La disarmista Rappresentante di lista ha lanciato un «vaffanculo alla guerra», la tenera e potente Ariete ha chiesto «pace e amore per tutti», Marco Mengoni ha cantato l’inno pacifista Blowing in the wind di Bob Dylan. “Pace” è stata parola certo pronunciata. Ci sono state le parole dei tre leader sindacali.

Ma insomma, da una intera generazione di rapper, ragazzi e ragazze, che hanno rovesciato sui loro fan canestri di parole su disagi più o meno intimi più o meno sociali, che si sono commossi per il ritorno lì, tutti insieme, era lecito aspettarsi, immaginarsi, presumere un po’ di rabbia in più per le immagini indigeribili che arrivano da un paese in guerra, in diretta, in contemporanea?

Rancore, poeta della sua generazione, ha recitato alla sua maniera la Ninna nanna contro la guerra di Trilussa, quella che i suoi genitori ricordano nella versione di Claudio Baglioni.

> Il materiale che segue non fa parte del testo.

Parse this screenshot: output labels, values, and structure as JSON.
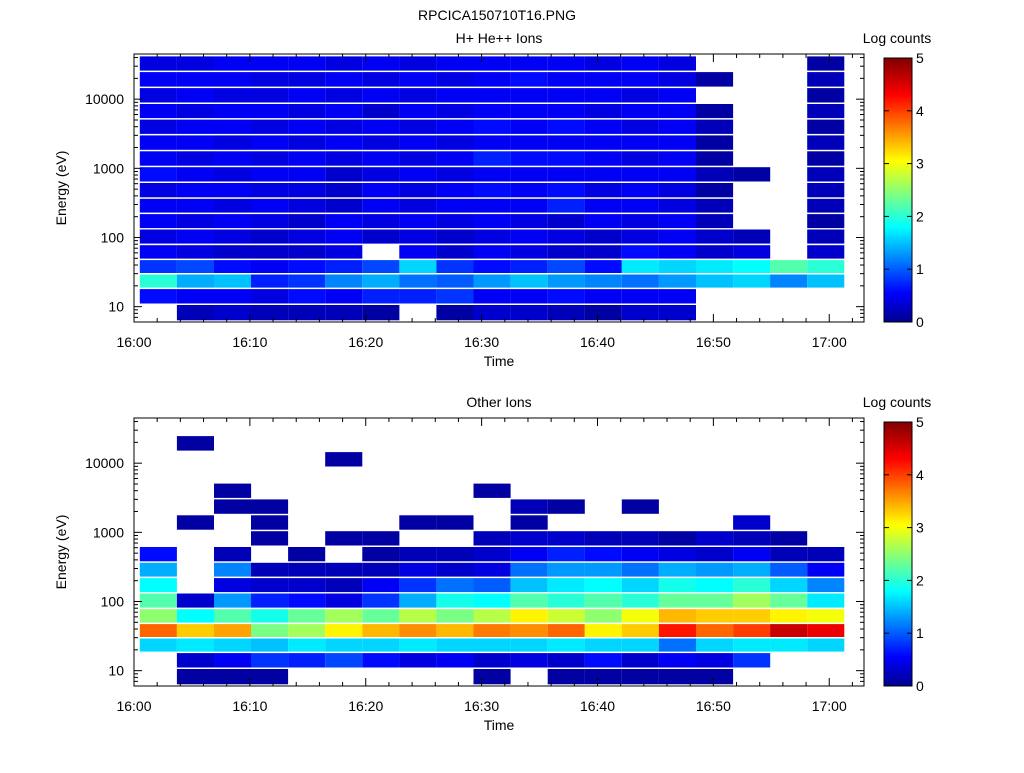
{
  "figure_title": "RPCICA150710T16.PNG",
  "colorbar_ticks": [
    "0",
    "1",
    "2",
    "3",
    "4",
    "5"
  ],
  "chart_data": [
    {
      "type": "heatmap",
      "title": "H+ He++ Ions",
      "xlabel": "Time",
      "ylabel": "Energy (eV)",
      "colorbar_label": "Log counts",
      "colorbar_range": [
        0,
        5
      ],
      "y_scale": "log",
      "ylim": [
        6,
        45000
      ],
      "xlim": [
        "16:00",
        "17:03"
      ],
      "x_ticks": [
        "16:00",
        "16:10",
        "16:20",
        "16:30",
        "16:40",
        "16:50",
        "17:00"
      ],
      "y_ticks": [
        "10",
        "100",
        "1000",
        "10000"
      ],
      "time_bins_start": [
        "16:00.5",
        "16:03.7",
        "16:06.9",
        "16:10.1",
        "16:13.3",
        "16:16.5",
        "16:19.7",
        "16:22.9",
        "16:26.1",
        "16:29.3",
        "16:32.5",
        "16:35.7",
        "16:38.9",
        "16:42.1",
        "16:45.3",
        "16:48.5",
        "16:51.7",
        "16:54.9",
        "16:58.1"
      ],
      "energy_bins_eV": [
        8,
        14,
        23,
        37,
        60,
        100,
        170,
        280,
        470,
        800,
        1350,
        2300,
        3900,
        6600,
        11000,
        19000,
        32000
      ],
      "log_counts": [
        [
          -1,
          0.2,
          0.3,
          0.2,
          0.2,
          0.2,
          0.1,
          -1,
          0.1,
          0.3,
          0.3,
          0.2,
          0.1,
          0.3,
          0.3,
          -1,
          -1,
          -1,
          -1
        ],
        [
          0.6,
          0.5,
          0.5,
          0.4,
          0.6,
          0.5,
          0.7,
          0.7,
          0.8,
          0.5,
          0.5,
          0.6,
          0.5,
          0.5,
          0.5,
          -1,
          -1,
          -1,
          -1
        ],
        [
          2.0,
          1.4,
          1.5,
          0.7,
          0.8,
          1.2,
          1.4,
          1.1,
          1.0,
          1.3,
          1.5,
          1.3,
          1.2,
          1.1,
          1.3,
          1.5,
          1.6,
          1.2,
          1.5
        ],
        [
          0.8,
          0.9,
          0.6,
          0.5,
          0.6,
          0.7,
          0.9,
          1.6,
          0.8,
          0.6,
          0.7,
          0.9,
          0.6,
          1.7,
          1.6,
          1.7,
          1.8,
          2.2,
          2.0
        ],
        [
          0.5,
          0.4,
          0.3,
          0.3,
          0.3,
          0.4,
          -1,
          0.5,
          0.3,
          0.5,
          0.4,
          0.3,
          0.3,
          0.6,
          0.5,
          0.3,
          0.4,
          -1,
          0.3
        ],
        [
          0.4,
          0.5,
          0.4,
          0.3,
          0.4,
          0.5,
          0.3,
          0.4,
          0.3,
          0.4,
          0.5,
          0.4,
          0.3,
          0.4,
          0.5,
          0.3,
          0.2,
          -1,
          0.2
        ],
        [
          0.5,
          0.4,
          0.5,
          0.4,
          0.3,
          0.5,
          0.4,
          0.5,
          0.4,
          0.5,
          0.4,
          0.3,
          0.5,
          0.4,
          0.5,
          0.2,
          -1,
          -1,
          0.1
        ],
        [
          0.5,
          0.5,
          0.4,
          0.5,
          0.4,
          0.3,
          0.5,
          0.4,
          0.5,
          0.5,
          0.5,
          0.7,
          0.5,
          0.5,
          0.4,
          0.2,
          -1,
          -1,
          0.2
        ],
        [
          0.4,
          0.5,
          0.5,
          0.4,
          0.4,
          0.3,
          0.5,
          0.4,
          0.5,
          0.6,
          0.5,
          0.6,
          0.4,
          0.5,
          0.4,
          0.1,
          -1,
          -1,
          0.2
        ],
        [
          0.6,
          0.5,
          0.4,
          0.5,
          0.5,
          0.3,
          0.4,
          0.5,
          0.4,
          0.5,
          0.5,
          0.5,
          0.5,
          0.5,
          0.5,
          0.2,
          0.1,
          -1,
          0.2
        ],
        [
          0.5,
          0.4,
          0.5,
          0.4,
          0.5,
          0.4,
          0.5,
          0.4,
          0.5,
          0.7,
          0.6,
          0.6,
          0.5,
          0.4,
          0.5,
          0.1,
          -1,
          -1,
          0.1
        ],
        [
          0.5,
          0.5,
          0.4,
          0.5,
          0.4,
          0.5,
          0.4,
          0.5,
          0.4,
          0.5,
          0.5,
          0.5,
          0.5,
          0.5,
          0.5,
          0.1,
          -1,
          -1,
          0.2
        ],
        [
          0.4,
          0.5,
          0.5,
          0.4,
          0.5,
          0.4,
          0.5,
          0.4,
          0.5,
          0.6,
          0.5,
          0.6,
          0.5,
          0.4,
          0.5,
          0.2,
          -1,
          -1,
          0.1
        ],
        [
          0.5,
          0.4,
          0.5,
          0.5,
          0.4,
          0.5,
          0.3,
          0.5,
          0.4,
          0.5,
          0.5,
          0.5,
          0.4,
          0.5,
          0.5,
          0.1,
          -1,
          -1,
          0.2
        ],
        [
          0.4,
          0.5,
          0.4,
          0.4,
          0.5,
          0.4,
          0.5,
          0.4,
          0.5,
          0.5,
          0.5,
          0.5,
          0.5,
          0.4,
          0.5,
          -1,
          -1,
          -1,
          0.1
        ],
        [
          0.5,
          0.5,
          0.5,
          0.4,
          0.4,
          0.5,
          0.4,
          0.5,
          0.4,
          0.5,
          0.6,
          0.5,
          0.5,
          0.5,
          0.4,
          0.1,
          -1,
          -1,
          0.2
        ],
        [
          0.4,
          0.4,
          0.5,
          0.5,
          0.5,
          0.4,
          0.5,
          0.4,
          0.5,
          0.5,
          0.5,
          0.5,
          0.4,
          0.5,
          0.4,
          -1,
          -1,
          -1,
          0.1
        ]
      ]
    },
    {
      "type": "heatmap",
      "title": "Other Ions",
      "xlabel": "Time",
      "ylabel": "Energy (eV)",
      "colorbar_label": "Log counts",
      "colorbar_range": [
        0,
        5
      ],
      "y_scale": "log",
      "ylim": [
        6,
        45000
      ],
      "xlim": [
        "16:00",
        "17:03"
      ],
      "x_ticks": [
        "16:00",
        "16:10",
        "16:20",
        "16:30",
        "16:40",
        "16:50",
        "17:00"
      ],
      "y_ticks": [
        "10",
        "100",
        "1000",
        "10000"
      ],
      "time_bins_start": [
        "16:00.5",
        "16:03.7",
        "16:06.9",
        "16:10.1",
        "16:13.3",
        "16:16.5",
        "16:19.7",
        "16:22.9",
        "16:26.1",
        "16:29.3",
        "16:32.5",
        "16:35.7",
        "16:38.9",
        "16:42.1",
        "16:45.3",
        "16:48.5",
        "16:51.7",
        "16:54.9",
        "16:58.1"
      ],
      "energy_bins_eV": [
        8,
        14,
        23,
        37,
        60,
        100,
        170,
        280,
        470,
        800,
        1350,
        2300,
        3900,
        6600,
        11000,
        19000,
        32000
      ],
      "log_counts": [
        [
          -1,
          0.1,
          0.1,
          0.1,
          -1,
          -1,
          -1,
          -1,
          -1,
          0.1,
          -1,
          0.1,
          0.1,
          0.1,
          0.1,
          0.1,
          -1,
          -1,
          -1
        ],
        [
          -1,
          0.3,
          0.5,
          0.8,
          0.7,
          0.9,
          0.6,
          0.4,
          0.5,
          0.3,
          0.4,
          0.3,
          0.6,
          0.3,
          0.5,
          0.4,
          0.8,
          -1,
          -1
        ],
        [
          1.6,
          1.7,
          1.6,
          1.5,
          1.7,
          1.6,
          1.6,
          1.7,
          1.6,
          1.6,
          1.6,
          1.7,
          1.6,
          1.6,
          1.1,
          1.6,
          1.7,
          1.7,
          1.6
        ],
        [
          3.8,
          3.3,
          3.5,
          2.4,
          2.6,
          3.1,
          3.4,
          3.6,
          3.4,
          3.7,
          3.6,
          3.8,
          3.1,
          3.3,
          4.2,
          3.8,
          4.0,
          4.6,
          4.4
        ],
        [
          2.5,
          1.8,
          2.2,
          1.9,
          2.3,
          2.6,
          2.3,
          2.7,
          2.4,
          2.7,
          3.1,
          2.8,
          2.5,
          3.0,
          3.4,
          3.3,
          3.3,
          3.1,
          3.0
        ],
        [
          2.2,
          0.3,
          1.3,
          0.7,
          0.6,
          0.4,
          0.8,
          1.4,
          1.9,
          1.8,
          2.2,
          2.0,
          2.2,
          2.0,
          2.3,
          2.3,
          2.6,
          2.3,
          1.7
        ],
        [
          1.8,
          -1,
          0.4,
          0.3,
          0.3,
          0.2,
          0.5,
          0.8,
          1.1,
          1.0,
          1.5,
          1.7,
          1.8,
          1.6,
          1.9,
          1.8,
          2.0,
          1.6,
          1.2
        ],
        [
          1.4,
          -1,
          1.2,
          0.2,
          0.2,
          0.2,
          0.2,
          0.4,
          0.3,
          0.4,
          1.1,
          1.3,
          1.3,
          1.1,
          1.4,
          1.3,
          1.4,
          1.0,
          0.5
        ],
        [
          0.6,
          -1,
          0.2,
          -1,
          0.1,
          -1,
          0.1,
          0.2,
          0.2,
          0.3,
          0.5,
          0.7,
          0.6,
          0.5,
          0.4,
          0.3,
          0.5,
          0.2,
          0.2
        ],
        [
          -1,
          -1,
          -1,
          0.1,
          -1,
          0.1,
          0.1,
          -1,
          -1,
          0.2,
          0.3,
          0.3,
          0.2,
          0.2,
          0.1,
          0.3,
          0.2,
          0.1,
          -1
        ],
        [
          -1,
          0.1,
          -1,
          0.1,
          -1,
          -1,
          -1,
          0.1,
          0.1,
          -1,
          0.1,
          -1,
          -1,
          -1,
          -1,
          -1,
          0.3,
          -1,
          -1
        ],
        [
          -1,
          -1,
          0.1,
          0.1,
          -1,
          -1,
          -1,
          -1,
          -1,
          -1,
          0.2,
          0.1,
          -1,
          0.1,
          -1,
          -1,
          -1,
          -1,
          -1
        ],
        [
          -1,
          -1,
          0.1,
          -1,
          -1,
          -1,
          -1,
          -1,
          -1,
          0.1,
          -1,
          -1,
          -1,
          -1,
          -1,
          -1,
          -1,
          -1,
          -1
        ],
        [
          -1,
          -1,
          -1,
          -1,
          -1,
          -1,
          -1,
          -1,
          -1,
          -1,
          -1,
          -1,
          -1,
          -1,
          -1,
          -1,
          -1,
          -1,
          -1
        ],
        [
          -1,
          -1,
          -1,
          -1,
          -1,
          0.1,
          -1,
          -1,
          -1,
          -1,
          -1,
          -1,
          -1,
          -1,
          -1,
          -1,
          -1,
          -1,
          -1
        ],
        [
          -1,
          0.1,
          -1,
          -1,
          -1,
          -1,
          -1,
          -1,
          -1,
          -1,
          -1,
          -1,
          -1,
          -1,
          -1,
          -1,
          -1,
          -1,
          -1
        ],
        [
          -1,
          -1,
          -1,
          -1,
          -1,
          -1,
          -1,
          -1,
          -1,
          -1,
          -1,
          -1,
          -1,
          -1,
          -1,
          -1,
          -1,
          -1,
          -1
        ]
      ]
    }
  ]
}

Il vecchio leone del rock Enrico Ruggeri ha cantato Il disertore. Luca Barbarossa, signore della scuola romana, ha spiegato che «il contrario di guerra» forse non è pace ma «amore».

Ma sarà che la guerra è argomento sensibile per la maggioranza di governo, sarà che sta arrivando un nuovo invio di armi, sarà che scottatura delle polemiche dello scorso anno hanno segnato le regole d’ingaggio, forse spaventato la produzione, forse anche la Rai, sarà l’autocensura, sarà che anche fra i sindacati il tema del sostegno materiale all’Ucraina – leggasi invio degli armamenti – divide, ma alla fine il fuck non è arrivato. E l’occasione di mandare quel fuck in giro per il mondo è persa. Peccato.

La musica non ferma la guerra, ci ha ricordato con la sua ironia contro il pacifismo di maniera la solitaria gag di Lundini che ha cantato che «la guerra è brutta», con tanto di finta telefonata di Vladimir Putin che annuncia la pace. La musica non ferma la guerra, lo sapevamo. Saranno amarezze da boomer. Ma forse quei ragazzini belli e terribili che sono una parte importante della nuova leva della musica italiana, le potevano cantare, e le potevano suonare, per dirla con Trilussa, «a quel pazzo che comanna».